Pseudo-time differentiation trajectory analysis of monocytes and macrophages from D0-D30. (A) The relative position of cells across the pseudo-time differentiation trajectory is depicted. Each point is a cell and is colored according to its cluster identity. Cells along the trajectory were divided into six groupings based on experimental timepoints (D0-D30). An expansion of Trem2^hiFcrls⁺ population in monocytes → macrophage direction was observed after injury, primarily at D1 and D3 (indicated by arrows). (B) Expression of monocyte and macrophage markers on a pseudo-time scale (each point represents a cell and is colored based on cluster identities in panel (A)). Monocyte markers were highly expressed at the beginning of the differentiation trajectory while Mrc1 and Lyve1 had the highest expression towards the end. (C) Superimposition of the expression of selected genes on the pseudo-time trajectory.
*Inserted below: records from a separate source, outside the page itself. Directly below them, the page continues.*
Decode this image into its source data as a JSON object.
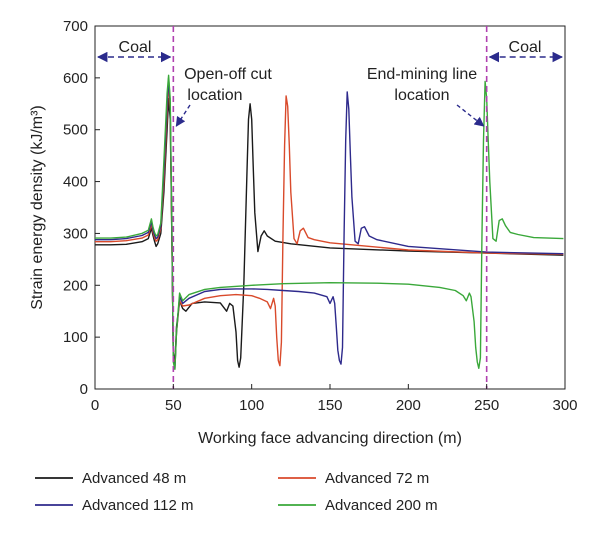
{
  "chart_data": {
    "type": "line",
    "title": "",
    "xlabel": "Working face advancing direction (m)",
    "ylabel": "Strain energy density (kJ/m³)",
    "xlim": [
      0,
      300
    ],
    "ylim": [
      0,
      700
    ],
    "xticks": [
      0,
      50,
      100,
      150,
      200,
      250,
      300
    ],
    "yticks": [
      0,
      100,
      200,
      300,
      400,
      500,
      600,
      700
    ],
    "grid": false,
    "legend_position": "bottom",
    "colors": {
      "Advanced 48 m": "#1a1a1a",
      "Advanced 72 m": "#d94a2b",
      "Advanced 112 m": "#2e2a8c",
      "Advanced 200 m": "#3aa83a",
      "marker_line": "#b040b0",
      "coal_arrow": "#2b2b8c"
    },
    "annotations": {
      "coal_left": "Coal",
      "coal_right": "Coal",
      "open_off_line1": "Open-off cut",
      "open_off_line2": "location",
      "end_mining_line1": "End-mining line",
      "end_mining_line2": "location"
    },
    "vertical_markers": [
      50,
      250
    ],
    "series": [
      {
        "name": "Advanced 48 m",
        "points": [
          [
            0,
            278
          ],
          [
            10,
            278
          ],
          [
            20,
            279
          ],
          [
            30,
            284
          ],
          [
            34,
            290
          ],
          [
            36,
            310
          ],
          [
            37,
            296
          ],
          [
            38,
            285
          ],
          [
            39,
            275
          ],
          [
            40,
            280
          ],
          [
            42,
            300
          ],
          [
            44,
            380
          ],
          [
            46,
            500
          ],
          [
            47,
            560
          ],
          [
            48,
            520
          ],
          [
            49,
            300
          ],
          [
            50,
            70
          ],
          [
            51,
            50
          ],
          [
            52,
            120
          ],
          [
            54,
            170
          ],
          [
            56,
            155
          ],
          [
            58,
            150
          ],
          [
            62,
            165
          ],
          [
            70,
            168
          ],
          [
            80,
            166
          ],
          [
            84,
            150
          ],
          [
            86,
            165
          ],
          [
            88,
            160
          ],
          [
            90,
            110
          ],
          [
            91,
            55
          ],
          [
            92,
            42
          ],
          [
            93,
            60
          ],
          [
            95,
            200
          ],
          [
            97,
            420
          ],
          [
            98,
            520
          ],
          [
            99,
            550
          ],
          [
            100,
            520
          ],
          [
            101,
            430
          ],
          [
            102,
            340
          ],
          [
            104,
            265
          ],
          [
            106,
            295
          ],
          [
            108,
            305
          ],
          [
            110,
            295
          ],
          [
            115,
            285
          ],
          [
            125,
            280
          ],
          [
            150,
            272
          ],
          [
            200,
            266
          ],
          [
            250,
            262
          ],
          [
            299,
            258
          ]
        ]
      },
      {
        "name": "Advanced 72 m",
        "points": [
          [
            0,
            284
          ],
          [
            10,
            284
          ],
          [
            20,
            286
          ],
          [
            30,
            291
          ],
          [
            34,
            297
          ],
          [
            36,
            318
          ],
          [
            37,
            302
          ],
          [
            38,
            292
          ],
          [
            39,
            285
          ],
          [
            40,
            288
          ],
          [
            42,
            310
          ],
          [
            44,
            400
          ],
          [
            46,
            530
          ],
          [
            47,
            590
          ],
          [
            48,
            540
          ],
          [
            49,
            300
          ],
          [
            50,
            60
          ],
          [
            51,
            45
          ],
          [
            52,
            110
          ],
          [
            54,
            170
          ],
          [
            56,
            160
          ],
          [
            60,
            162
          ],
          [
            70,
            175
          ],
          [
            80,
            180
          ],
          [
            90,
            182
          ],
          [
            100,
            180
          ],
          [
            105,
            175
          ],
          [
            110,
            168
          ],
          [
            112,
            155
          ],
          [
            114,
            175
          ],
          [
            115,
            160
          ],
          [
            116,
            100
          ],
          [
            117,
            55
          ],
          [
            118,
            45
          ],
          [
            119,
            90
          ],
          [
            120,
            300
          ],
          [
            121,
            470
          ],
          [
            122,
            565
          ],
          [
            123,
            545
          ],
          [
            124,
            470
          ],
          [
            125,
            380
          ],
          [
            127,
            290
          ],
          [
            129,
            280
          ],
          [
            131,
            305
          ],
          [
            133,
            310
          ],
          [
            136,
            292
          ],
          [
            140,
            288
          ],
          [
            150,
            282
          ],
          [
            200,
            268
          ],
          [
            250,
            262
          ],
          [
            299,
            260
          ]
        ]
      },
      {
        "name": "Advanced 112 m",
        "points": [
          [
            0,
            288
          ],
          [
            10,
            288
          ],
          [
            20,
            290
          ],
          [
            30,
            296
          ],
          [
            34,
            302
          ],
          [
            36,
            323
          ],
          [
            37,
            307
          ],
          [
            38,
            297
          ],
          [
            39,
            290
          ],
          [
            40,
            293
          ],
          [
            42,
            315
          ],
          [
            44,
            420
          ],
          [
            46,
            550
          ],
          [
            47,
            600
          ],
          [
            48,
            550
          ],
          [
            49,
            320
          ],
          [
            50,
            55
          ],
          [
            51,
            40
          ],
          [
            52,
            110
          ],
          [
            54,
            178
          ],
          [
            56,
            165
          ],
          [
            60,
            175
          ],
          [
            70,
            188
          ],
          [
            80,
            192
          ],
          [
            90,
            193
          ],
          [
            100,
            193
          ],
          [
            110,
            192
          ],
          [
            120,
            190
          ],
          [
            130,
            188
          ],
          [
            140,
            185
          ],
          [
            148,
            178
          ],
          [
            150,
            165
          ],
          [
            152,
            178
          ],
          [
            153,
            165
          ],
          [
            154,
            120
          ],
          [
            155,
            75
          ],
          [
            156,
            55
          ],
          [
            157,
            48
          ],
          [
            158,
            80
          ],
          [
            159,
            300
          ],
          [
            160,
            480
          ],
          [
            161,
            573
          ],
          [
            162,
            540
          ],
          [
            163,
            450
          ],
          [
            164,
            370
          ],
          [
            166,
            285
          ],
          [
            168,
            280
          ],
          [
            170,
            310
          ],
          [
            172,
            313
          ],
          [
            175,
            295
          ],
          [
            180,
            288
          ],
          [
            200,
            275
          ],
          [
            250,
            264
          ],
          [
            299,
            261
          ]
        ]
      },
      {
        "name": "Advanced 200 m",
        "points": [
          [
            0,
            291
          ],
          [
            10,
            291
          ],
          [
            20,
            293
          ],
          [
            30,
            300
          ],
          [
            34,
            306
          ],
          [
            36,
            328
          ],
          [
            37,
            312
          ],
          [
            38,
            302
          ],
          [
            39,
            295
          ],
          [
            40,
            298
          ],
          [
            42,
            320
          ],
          [
            44,
            440
          ],
          [
            46,
            570
          ],
          [
            47,
            605
          ],
          [
            48,
            560
          ],
          [
            49,
            330
          ],
          [
            50,
            52
          ],
          [
            51,
            38
          ],
          [
            52,
            110
          ],
          [
            54,
            185
          ],
          [
            56,
            170
          ],
          [
            60,
            182
          ],
          [
            70,
            192
          ],
          [
            80,
            196
          ],
          [
            100,
            200
          ],
          [
            120,
            203
          ],
          [
            150,
            205
          ],
          [
            180,
            204
          ],
          [
            200,
            202
          ],
          [
            220,
            196
          ],
          [
            230,
            190
          ],
          [
            235,
            180
          ],
          [
            237,
            170
          ],
          [
            239,
            185
          ],
          [
            240,
            178
          ],
          [
            242,
            130
          ],
          [
            243,
            80
          ],
          [
            244,
            52
          ],
          [
            245,
            40
          ],
          [
            246,
            60
          ],
          [
            247,
            300
          ],
          [
            248,
            480
          ],
          [
            249,
            593
          ],
          [
            250,
            560
          ],
          [
            251,
            480
          ],
          [
            252,
            400
          ],
          [
            254,
            290
          ],
          [
            256,
            285
          ],
          [
            258,
            325
          ],
          [
            260,
            328
          ],
          [
            262,
            315
          ],
          [
            265,
            302
          ],
          [
            270,
            298
          ],
          [
            280,
            292
          ],
          [
            299,
            290
          ]
        ]
      }
    ]
  }
}
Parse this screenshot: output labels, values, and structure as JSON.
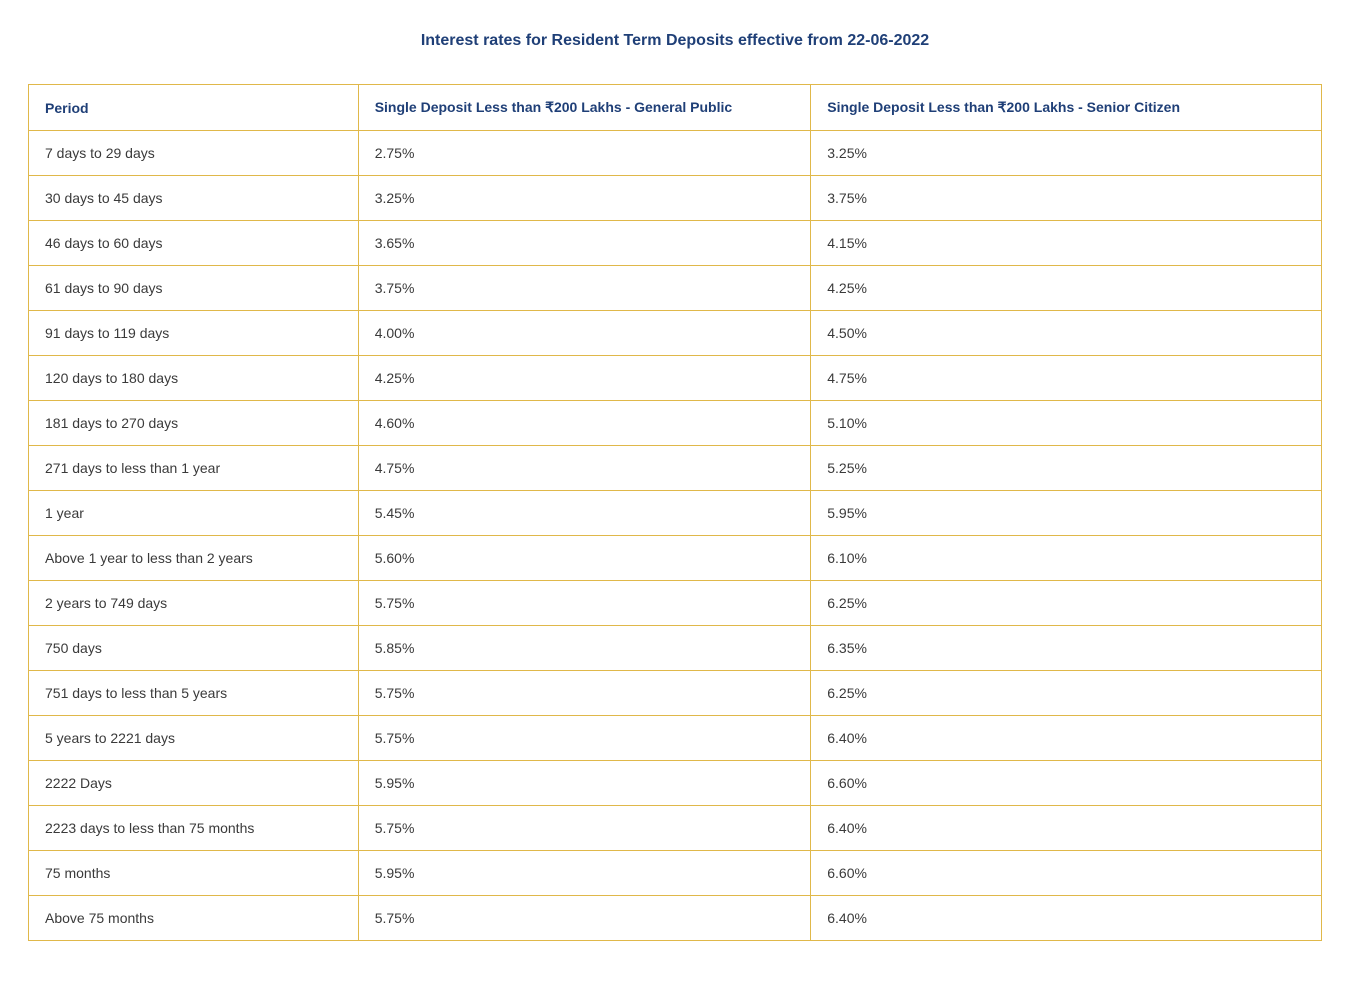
{
  "title": "Interest rates for Resident Term Deposits effective from 22-06-2022",
  "table": {
    "border_color": "#e0b84a",
    "header_text_color": "#1f3f77",
    "body_text_color": "#3a3a3a",
    "background_color": "#ffffff",
    "font_family": "Segoe UI, Arial, sans-serif",
    "header_fontsize": 14,
    "body_fontsize": 14,
    "cell_padding_y": 14,
    "cell_padding_x": 16,
    "column_widths_pct": [
      25.5,
      35,
      39.5
    ],
    "columns": [
      "Period",
      "Single Deposit Less than ₹200 Lakhs - General Public",
      "Single Deposit Less than ₹200 Lakhs - Senior Citizen"
    ],
    "rows": [
      [
        "7 days to 29 days",
        "2.75%",
        "3.25%"
      ],
      [
        "30 days to 45 days",
        "3.25%",
        "3.75%"
      ],
      [
        "46 days to 60 days",
        "3.65%",
        "4.15%"
      ],
      [
        "61 days to 90 days",
        "3.75%",
        "4.25%"
      ],
      [
        "91 days to 119 days",
        "4.00%",
        "4.50%"
      ],
      [
        "120 days to 180 days",
        "4.25%",
        "4.75%"
      ],
      [
        "181 days to 270 days",
        "4.60%",
        "5.10%"
      ],
      [
        "271 days to less than 1 year",
        "4.75%",
        "5.25%"
      ],
      [
        "1 year",
        "5.45%",
        "5.95%"
      ],
      [
        "Above 1 year to less than 2 years",
        "5.60%",
        "6.10%"
      ],
      [
        "2 years to 749 days",
        "5.75%",
        "6.25%"
      ],
      [
        "750 days",
        "5.85%",
        "6.35%"
      ],
      [
        "751 days to less than 5 years",
        "5.75%",
        "6.25%"
      ],
      [
        "5 years to 2221 days",
        "5.75%",
        "6.40%"
      ],
      [
        "2222 Days",
        "5.95%",
        "6.60%"
      ],
      [
        "2223 days to less than 75 months",
        "5.75%",
        "6.40%"
      ],
      [
        "75 months",
        "5.95%",
        "6.60%"
      ],
      [
        "Above 75 months",
        "5.75%",
        "6.40%"
      ]
    ]
  }
}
Each point is a cell and is colored according to its pseudo-time value. Circle size represents the gene expression level. Expansion of cell populations expressing high levels of Adgre1, Trem2 and Mrc1 in the monocyte → macrophage direction was observed after injury (indicated by arrows). (D) Average expression of monocyte and macrophage markers in Trem2^hiFcrls^hi cluster. (E) Violin plots showing elevated Il1b and Ptgs2 expression in MHC II^hi macrophages (cluster 3). MHC II^hi macrophages and monocytes/moDCs expressed higher levels of Il1b and Ptgs2 compared to other macrophage clusters, including Trem2^hiFcrls⁺ and Lyve1⁺ macrophages. (F) Plots showing pseudo-time-ordered expression of selected transcription factors (cells are colored based on cluster identities in panel (A)).